Last summer I bought a bunch of acid dyes thinking that I would start doing some dyeing. And then I bought an bunch of undyed top and had great plans for doing my own colorways to spin.

And then, predictably enough, life got in the way and I never got around to it. About a month ago, I came across a thread in the Norah Gaughan fan group on Ravelry about a celebratory sweater - she is designing a sweater for the group to knit as a free pattern. She posted a schematic and I decided to paw through the stash and see if I had anything appropriate.

I found this yarn I got in Italy a couple of years ago and thought “Wow, that might be perfect if only it were a slightly different color.” One thing led to another and I found myself some time later hovering over the stove with lots of little jars with 1 oz samples of yarn/top bubbling away. Now I’ve got a notebook filled with dyed samples, and I decided to give the yarn a try.

Dying samples


Dying samples

Click on this picture to see which color I was aiming for

I pulled out the Italian yarn and got to work.

Italian wool

Now, that there one of two skeins of this stuff, resulting in 815 g of worsted weight yarn. I do not have a pot the appropriate size that I can donate to the non-foodsafe dyeing cause, nor did I want to drop umpteen bucks on something just for this one experiment.

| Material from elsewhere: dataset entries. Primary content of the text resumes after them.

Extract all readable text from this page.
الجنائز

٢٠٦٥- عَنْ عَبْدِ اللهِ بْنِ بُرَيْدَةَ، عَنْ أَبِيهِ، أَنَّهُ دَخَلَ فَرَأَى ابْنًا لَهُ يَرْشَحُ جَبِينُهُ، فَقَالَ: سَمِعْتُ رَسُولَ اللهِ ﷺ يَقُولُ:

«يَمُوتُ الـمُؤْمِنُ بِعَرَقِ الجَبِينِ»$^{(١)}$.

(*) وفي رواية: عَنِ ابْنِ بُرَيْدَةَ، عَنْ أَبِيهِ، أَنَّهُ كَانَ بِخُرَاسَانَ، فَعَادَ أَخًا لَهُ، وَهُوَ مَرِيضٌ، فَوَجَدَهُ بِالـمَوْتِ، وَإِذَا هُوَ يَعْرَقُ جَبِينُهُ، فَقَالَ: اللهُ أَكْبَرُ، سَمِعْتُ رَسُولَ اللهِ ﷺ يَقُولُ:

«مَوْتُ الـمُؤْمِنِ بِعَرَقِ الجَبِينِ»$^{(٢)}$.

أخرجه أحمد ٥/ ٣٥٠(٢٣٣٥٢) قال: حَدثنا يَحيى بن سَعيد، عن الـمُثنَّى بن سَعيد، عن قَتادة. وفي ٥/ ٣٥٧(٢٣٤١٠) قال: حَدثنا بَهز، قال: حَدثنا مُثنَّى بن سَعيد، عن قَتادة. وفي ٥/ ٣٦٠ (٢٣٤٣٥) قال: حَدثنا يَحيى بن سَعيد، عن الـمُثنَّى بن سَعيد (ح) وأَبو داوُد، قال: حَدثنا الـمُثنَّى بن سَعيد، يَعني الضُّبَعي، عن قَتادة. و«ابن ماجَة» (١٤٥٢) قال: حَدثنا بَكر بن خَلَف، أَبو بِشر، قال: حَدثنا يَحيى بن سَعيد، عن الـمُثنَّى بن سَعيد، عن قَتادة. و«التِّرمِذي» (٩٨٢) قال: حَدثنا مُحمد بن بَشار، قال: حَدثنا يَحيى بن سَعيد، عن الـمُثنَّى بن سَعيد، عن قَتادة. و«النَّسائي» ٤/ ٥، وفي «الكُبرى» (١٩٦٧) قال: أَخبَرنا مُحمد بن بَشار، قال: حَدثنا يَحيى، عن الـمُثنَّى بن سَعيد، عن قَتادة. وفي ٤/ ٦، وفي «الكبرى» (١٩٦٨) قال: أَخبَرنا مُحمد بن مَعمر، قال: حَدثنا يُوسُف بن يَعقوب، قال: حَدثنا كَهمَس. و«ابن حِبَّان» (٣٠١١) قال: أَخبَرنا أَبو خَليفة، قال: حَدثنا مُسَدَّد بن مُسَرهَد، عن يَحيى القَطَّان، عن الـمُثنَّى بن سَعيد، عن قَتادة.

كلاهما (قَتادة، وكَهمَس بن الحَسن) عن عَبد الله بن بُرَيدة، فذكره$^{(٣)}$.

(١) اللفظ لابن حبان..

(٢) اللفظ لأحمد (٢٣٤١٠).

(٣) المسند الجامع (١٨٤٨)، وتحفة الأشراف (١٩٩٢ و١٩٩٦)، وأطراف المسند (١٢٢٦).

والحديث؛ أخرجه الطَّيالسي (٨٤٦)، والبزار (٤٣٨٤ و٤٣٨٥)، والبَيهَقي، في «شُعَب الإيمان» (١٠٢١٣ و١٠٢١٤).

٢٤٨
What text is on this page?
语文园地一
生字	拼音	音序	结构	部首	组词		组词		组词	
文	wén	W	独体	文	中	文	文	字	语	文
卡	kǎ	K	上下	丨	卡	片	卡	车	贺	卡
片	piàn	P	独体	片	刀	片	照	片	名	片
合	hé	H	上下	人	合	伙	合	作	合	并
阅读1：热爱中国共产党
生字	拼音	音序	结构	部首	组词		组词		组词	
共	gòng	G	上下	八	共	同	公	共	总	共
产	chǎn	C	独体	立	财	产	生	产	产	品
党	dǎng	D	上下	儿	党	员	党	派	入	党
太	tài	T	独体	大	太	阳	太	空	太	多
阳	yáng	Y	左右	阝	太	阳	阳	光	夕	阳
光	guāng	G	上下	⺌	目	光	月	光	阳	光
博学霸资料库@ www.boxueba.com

Instead I went to the local Target and got myself a large plastic box. Since I live in the South, and it is 90 degrees until November, maybe I could do this outside.


Solar dyeing

I soaked the yarn with the appropriate amount of vinegar (according to Deb Menz, Dyeing Goddess Extraordinaire) and a whole whack of water. Technically it was supposed to be 31.87 liters, but I didn’t have that much distilled stuff on hand so I just filled up the tub about halfway with the hose and threw the yarn in to soak.

Solar dyeing

Then I pulled the yarn out and added the dye directly to the soaking bath. Deb Menz has very specific formulas for the amount of water needed per dry weigh of yarn/fiber, but I’ve seen more then one other person say that the amount of water isn’t the critical factor, so I decided to wing it.


Solar dyeing

Devil wanted to help

I put a big piece of plywood and a Crepe Myrtle log on top to keep out inquisitive squirrels and children and left it overnight.

Much to my surprise, I came out the next morning and found this:


Solar dyeing

I knew from my 1 oz experiments that with this particular formula, the turquoise didn’t exhaust completely, but I was shocked to see how much of the dye had exhausted!

But...I rinsed the yarn multiple times, and found that it was still loosing a lot of the blue/purple dye. So I put it back into the dye bath/rinse water and added more vinegar and left it for a couple of days.

Then I pulled out each skein individually and wrapped them in plastic bags and steamed them in my very large lobstah pot (which gets lots of use down here, let me tell you). I figured that the dye had gotten into the yarn in the outside step, but still needed to be heated to complete the process.

Overdyed Italian wool

It seemed to work. So now I’ve got 815 g of dark blue yarn with purple undertones. It turns out that the NG pattern calls for DK weight yarn (perfect for the bag of purple Silky Wool I have hanging around), so this will get to be something else. But I'm definitely more excited about it now!

1 comment:

EliCa said...

Wow, that is a beautiful color. Congrats on your superb dyin' skillz!